What You Should Do Now

The most immediate, practical action available to any motorist today is to refuel before midnight on March 31. March prices remain in effect until the pump rollover at the start of April 1. With a difference of Dh0.80 per litre on petrol and nearly Dh2.00 per litre on diesel, the savings on a single full tank are material, ranging from Dh40 to as much as Dh100 depending on vehicle capacity and fuel type.

Practical adviceFill up at any station before midnight tonight (March 31) to pay March rates. For a standard 60-litre petrol tank, this saves approximately Dh48. For diesel vehicles, the saving on a single refill could exceed Dh100.

 

Beyond the immediate refill opportunity, this is a prudent moment for businesses to review fuel budgets, renegotiate logistics contracts where possible, and consider whether vehicle mix or route optimisation can offset some of the cost impact. For individuals, it may be worth revisiting how frequently refills are needed and whether habits like idling or short cold-start trips can be reduced.

Looking Ahead

The May 2026 pricing announcement, expected in late April, will be closely watched. If global crude softens — as it historically does when geopolitical tensions ease — the committee could revise prices downward. But with current market conditions showing no immediate sign of relief, motorists and businesses would be prudent to plan for elevated fuel costs through at least the near term.
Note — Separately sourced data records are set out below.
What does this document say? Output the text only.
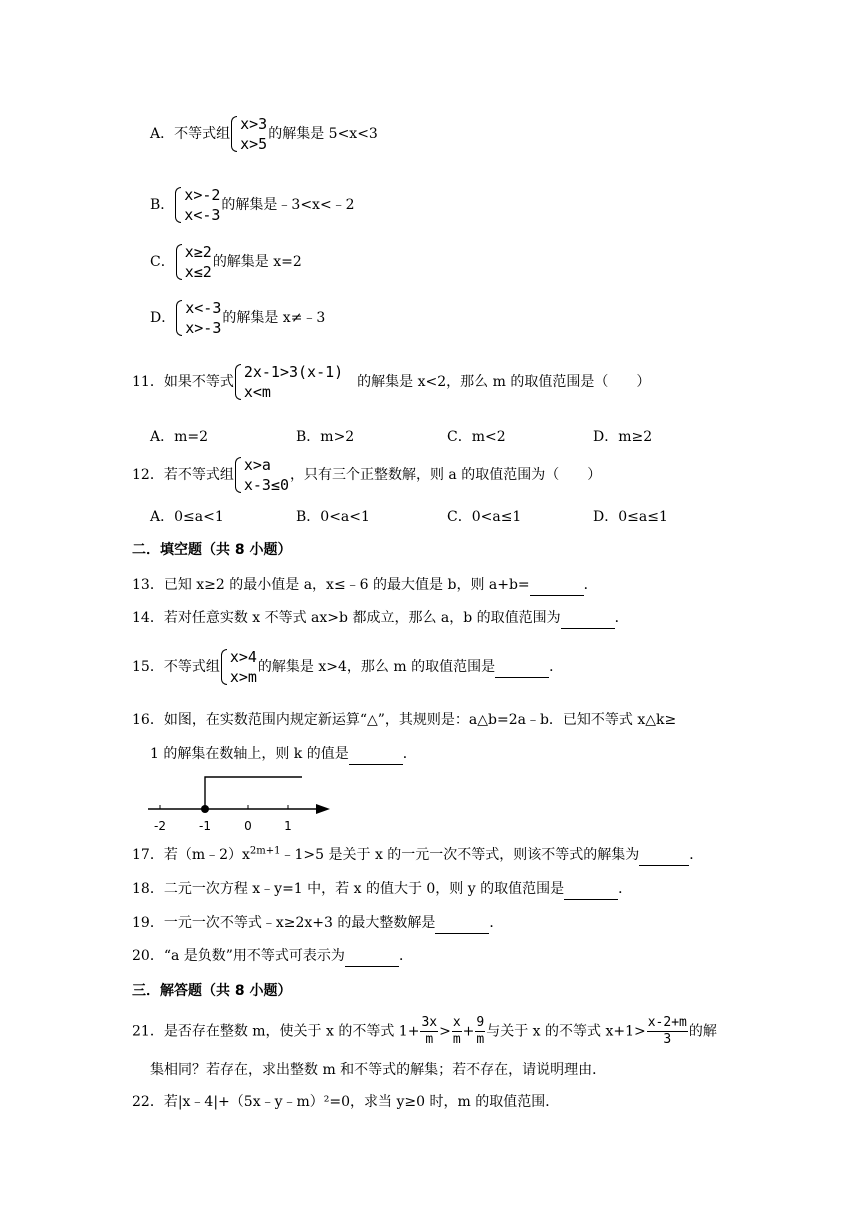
A．不等式组
x>3
x>5
的解集是 5<x<3
B．
x>-2
x<-3
的解集是﹣3<x<﹣2
C．
x≥2
x≤2
的解集是 x=2
D．
x<-3
x>-3
的解集是 x≠﹣3
11．如果不等式
2x-1>3(x-1)
x<m
的解集是 x<2，那么 m 的取值范围是（　　）
A．m=2	B．m>2	C．m<2	D．m≥2
12．若不等式组
x>a
x-3≤0
，只有三个正整数解，则 a 的取值范围为（　　）
A．0≤a<1	B．0<a<1	C．0<a≤1	D．0≤a≤1
二．填空题（共 8 小题）
13．已知 x≥2 的最小值是 a，x≤﹣6 的最大值是 b，则 a+b=	．
14．若对任意实数 x 不等式 ax>b 都成立，那么 a，b 的取值范围为	．
15．不等式组
x>4
x>m
的解集是 x>4，那么 m 的取值范围是	．
16．如图，在实数范围内规定新运算“△”，其规则是：a△b=2a﹣b．已知不等式 x△k≥
1 的解集在数轴上，则 k 的值是	．
-2	-1	0	1
17．若$(m﹣2)x^{2m+1}﹣1>5$ 是关于 x 的一元一次不等式，则该不等式的解集为	．
18．二元一次方程 x﹣y=1 中，若 x 的值大于 0，则 y 的取值范围是	．
19．一元一次不等式﹣x≥2x+3 的最大整数解是	．
20．“a 是负数”用不等式可表示为	．
三．解答题（共 8 小题）
21．是否存在整数 m，使关于 x 的不等式 $1+ \frac{3x}{m} > \frac{x}{m} + \frac{9}{m}$ 与关于 x 的不等式 $x+1> \frac{x-2+m}{3}$ 的解
集相同？若存在，求出整数 m 和不等式的解集；若不存在，请说明理由．
22．若|x﹣4|+（5x﹣y﹣m）²=0，求当 y≥0 时，m 的取值范围．
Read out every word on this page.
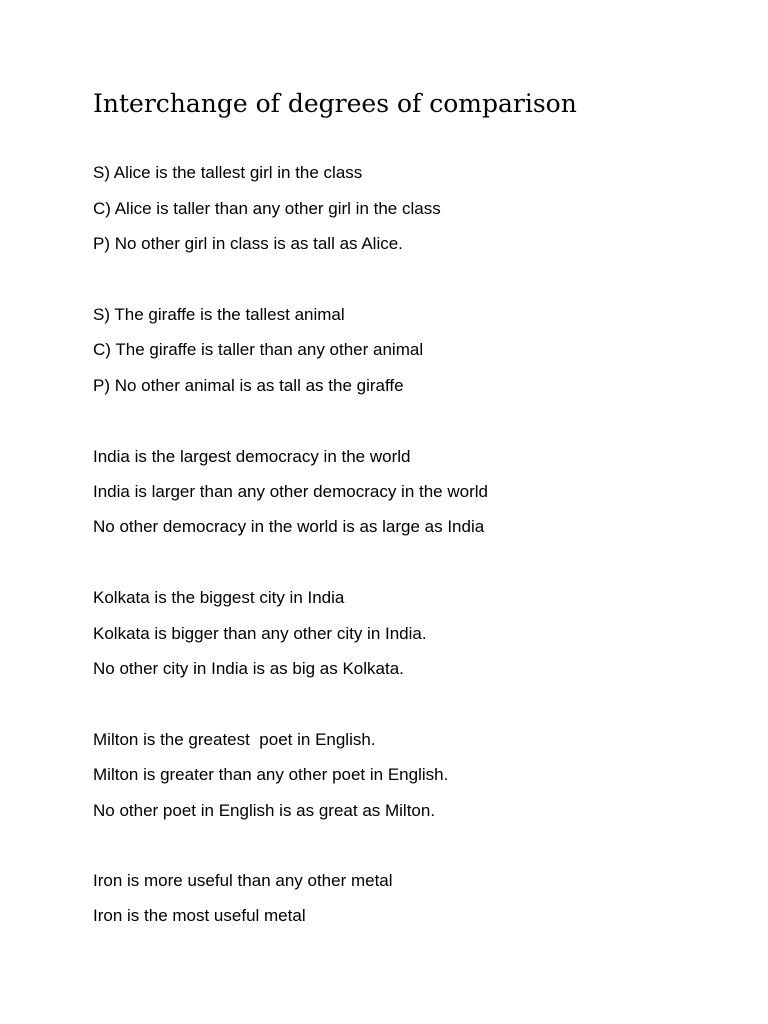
Interchange of degrees of comparison

S) Alice is the tallest girl in the class

C) Alice is taller than any other girl in the class

P) No other girl in class is as tall as Alice.

S) The giraffe is the tallest animal

C) The giraffe is taller than any other animal

P) No other animal is as tall as the giraffe

India is the largest democracy in the world

India is larger than any other democracy in the world

No other democracy in the world is as large as India

Kolkata is the biggest city in India

Kolkata is bigger than any other city in India.

No other city in India is as big as Kolkata.

Milton is the greatest  poet in English.

Milton is greater than any other poet in English.

No other poet in English is as great as Milton.

Iron is more useful than any other metal

Iron is the most useful metal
The UAE’s deregulated fuel pricing model means that Emiratis and residents experience global energy market movements directly, without the buffer of subsidies. This transparency cuts both ways: the same mechanism that delivers lower prices when crude falls also delivers the increases we are seeing today, without delay.

For now, the message is clear: fuel in the UAE is more expensive than it has been in recent memory. Adjust your plans, review your budgets — and if you haven’t filled up yet, there are still a few hours left to do so at March rates.